Violet Grey
- Industry: Consumer goods
- Founded: 2013
- Founder: Cassandra Grey
- Headquarters: Los Angeles
- Products: Beauty
- Website: www.violetgrey.com

= Violet Grey =

Beauty Retailer

Violet Grey is a Los Angeles based luxury beauty products retailer and content site founded in 2013 by Cassandra Grey. The company combines magazine style content and shopping for beauty products.

Violet Grey hosts a magazine style blog called the Violet Files, where beauty insiders and celebrities discuss the products they use. In March 2021 this was presented as a 16-question interview with Virgil Abloh

== History ==
Violet Grey was acquired by Farfetch in 2022. In September 2024, the company returned to founder-led ownership when Cassandra Grey reacquired the company alongside private equity investor Sherif Guirgis, who assumed the roles of Chairman and Chief Executive Officer.

In early 2025, Violet Grey completed the acquisition of The Detox Market, a curated clean beauty retailer with locations in the U.S. and Canada.

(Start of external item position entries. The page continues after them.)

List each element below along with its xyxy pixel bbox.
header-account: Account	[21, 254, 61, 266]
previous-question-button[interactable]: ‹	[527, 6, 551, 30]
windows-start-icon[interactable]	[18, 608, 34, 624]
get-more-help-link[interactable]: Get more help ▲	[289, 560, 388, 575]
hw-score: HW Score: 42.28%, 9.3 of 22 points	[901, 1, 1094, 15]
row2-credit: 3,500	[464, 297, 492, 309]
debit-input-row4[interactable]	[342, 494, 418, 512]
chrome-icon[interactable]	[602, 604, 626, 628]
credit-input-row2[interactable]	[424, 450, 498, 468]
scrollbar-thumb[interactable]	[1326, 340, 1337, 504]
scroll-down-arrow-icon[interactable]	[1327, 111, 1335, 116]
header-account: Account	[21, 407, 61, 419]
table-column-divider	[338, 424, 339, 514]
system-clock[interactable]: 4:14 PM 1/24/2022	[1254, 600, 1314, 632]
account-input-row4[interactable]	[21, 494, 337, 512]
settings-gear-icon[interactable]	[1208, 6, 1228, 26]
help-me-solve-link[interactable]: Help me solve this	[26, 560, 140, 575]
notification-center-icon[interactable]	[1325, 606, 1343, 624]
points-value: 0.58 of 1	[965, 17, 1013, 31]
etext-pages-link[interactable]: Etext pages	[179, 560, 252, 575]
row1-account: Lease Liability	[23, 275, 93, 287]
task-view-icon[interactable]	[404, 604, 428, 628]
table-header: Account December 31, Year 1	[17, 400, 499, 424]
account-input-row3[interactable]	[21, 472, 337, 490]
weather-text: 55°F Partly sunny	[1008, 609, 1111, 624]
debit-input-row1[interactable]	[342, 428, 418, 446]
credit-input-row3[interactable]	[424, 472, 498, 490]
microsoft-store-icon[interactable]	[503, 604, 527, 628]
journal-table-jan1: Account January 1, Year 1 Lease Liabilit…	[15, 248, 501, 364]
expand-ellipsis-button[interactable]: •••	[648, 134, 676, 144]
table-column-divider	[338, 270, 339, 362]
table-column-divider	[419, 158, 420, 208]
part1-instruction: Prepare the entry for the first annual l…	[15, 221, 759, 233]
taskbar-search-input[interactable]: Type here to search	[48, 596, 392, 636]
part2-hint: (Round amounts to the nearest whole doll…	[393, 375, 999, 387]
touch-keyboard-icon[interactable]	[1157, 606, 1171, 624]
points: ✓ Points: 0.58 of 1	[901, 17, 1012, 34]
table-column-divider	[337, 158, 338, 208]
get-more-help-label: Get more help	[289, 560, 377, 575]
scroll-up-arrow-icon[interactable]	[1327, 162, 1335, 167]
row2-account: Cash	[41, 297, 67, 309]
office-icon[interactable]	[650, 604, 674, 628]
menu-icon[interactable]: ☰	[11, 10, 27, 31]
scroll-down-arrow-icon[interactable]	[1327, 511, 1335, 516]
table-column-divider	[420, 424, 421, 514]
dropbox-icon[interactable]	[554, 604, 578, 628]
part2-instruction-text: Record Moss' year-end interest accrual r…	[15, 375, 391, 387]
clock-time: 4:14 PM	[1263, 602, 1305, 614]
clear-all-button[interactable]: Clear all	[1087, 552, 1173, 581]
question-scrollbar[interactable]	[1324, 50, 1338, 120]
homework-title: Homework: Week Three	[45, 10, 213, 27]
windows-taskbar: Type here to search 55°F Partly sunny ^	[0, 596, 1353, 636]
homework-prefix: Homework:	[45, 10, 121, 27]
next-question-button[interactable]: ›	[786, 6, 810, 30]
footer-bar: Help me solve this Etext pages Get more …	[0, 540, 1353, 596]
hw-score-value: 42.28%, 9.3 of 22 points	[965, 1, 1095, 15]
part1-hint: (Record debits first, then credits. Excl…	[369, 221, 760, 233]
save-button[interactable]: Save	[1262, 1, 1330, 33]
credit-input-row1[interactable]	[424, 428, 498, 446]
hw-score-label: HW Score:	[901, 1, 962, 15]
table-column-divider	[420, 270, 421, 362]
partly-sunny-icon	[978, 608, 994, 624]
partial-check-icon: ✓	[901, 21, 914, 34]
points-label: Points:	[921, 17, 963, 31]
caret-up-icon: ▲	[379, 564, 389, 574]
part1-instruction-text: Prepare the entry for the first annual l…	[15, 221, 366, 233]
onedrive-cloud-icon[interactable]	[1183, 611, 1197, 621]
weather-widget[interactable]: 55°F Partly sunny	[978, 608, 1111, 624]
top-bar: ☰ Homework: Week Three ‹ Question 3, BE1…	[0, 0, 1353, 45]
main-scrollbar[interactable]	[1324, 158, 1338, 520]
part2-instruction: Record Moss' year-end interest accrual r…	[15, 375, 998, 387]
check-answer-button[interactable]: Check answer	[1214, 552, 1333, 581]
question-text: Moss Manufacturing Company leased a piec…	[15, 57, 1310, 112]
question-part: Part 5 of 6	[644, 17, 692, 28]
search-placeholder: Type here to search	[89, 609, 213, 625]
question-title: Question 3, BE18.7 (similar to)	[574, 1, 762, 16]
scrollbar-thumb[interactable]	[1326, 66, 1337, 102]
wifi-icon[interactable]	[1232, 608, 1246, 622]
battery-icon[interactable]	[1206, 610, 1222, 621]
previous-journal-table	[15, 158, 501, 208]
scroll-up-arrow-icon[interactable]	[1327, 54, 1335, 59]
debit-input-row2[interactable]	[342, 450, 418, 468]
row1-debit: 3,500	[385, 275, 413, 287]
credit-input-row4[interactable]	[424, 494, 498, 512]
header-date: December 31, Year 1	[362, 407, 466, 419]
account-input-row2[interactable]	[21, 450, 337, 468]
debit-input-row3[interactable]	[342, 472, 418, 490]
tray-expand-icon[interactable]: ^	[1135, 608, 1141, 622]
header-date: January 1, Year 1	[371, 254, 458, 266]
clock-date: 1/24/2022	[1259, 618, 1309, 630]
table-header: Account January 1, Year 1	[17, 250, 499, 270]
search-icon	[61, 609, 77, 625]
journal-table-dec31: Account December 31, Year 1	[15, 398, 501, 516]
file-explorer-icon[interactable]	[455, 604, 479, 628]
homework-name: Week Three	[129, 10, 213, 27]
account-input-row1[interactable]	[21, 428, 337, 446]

The company opened a flagship store on Madison Avenue in New York City in June 2025 and established a shop-in-shop at the luxury retailer Hirshleifers in Manhasset, New York.

In April 2026, Violet Grey announced its UK launch, including an experiential installation at British department store Harvey Nichols.

== Collaborations ==
Violet Grey has partnered with Jasmine Tookes, Melanie Griffith, January Jones, Kim Kardashian, and Rosie Huntington-Whiteley.

Emma Roberts had a Violet Grey photoshoot when she was six months pregnant.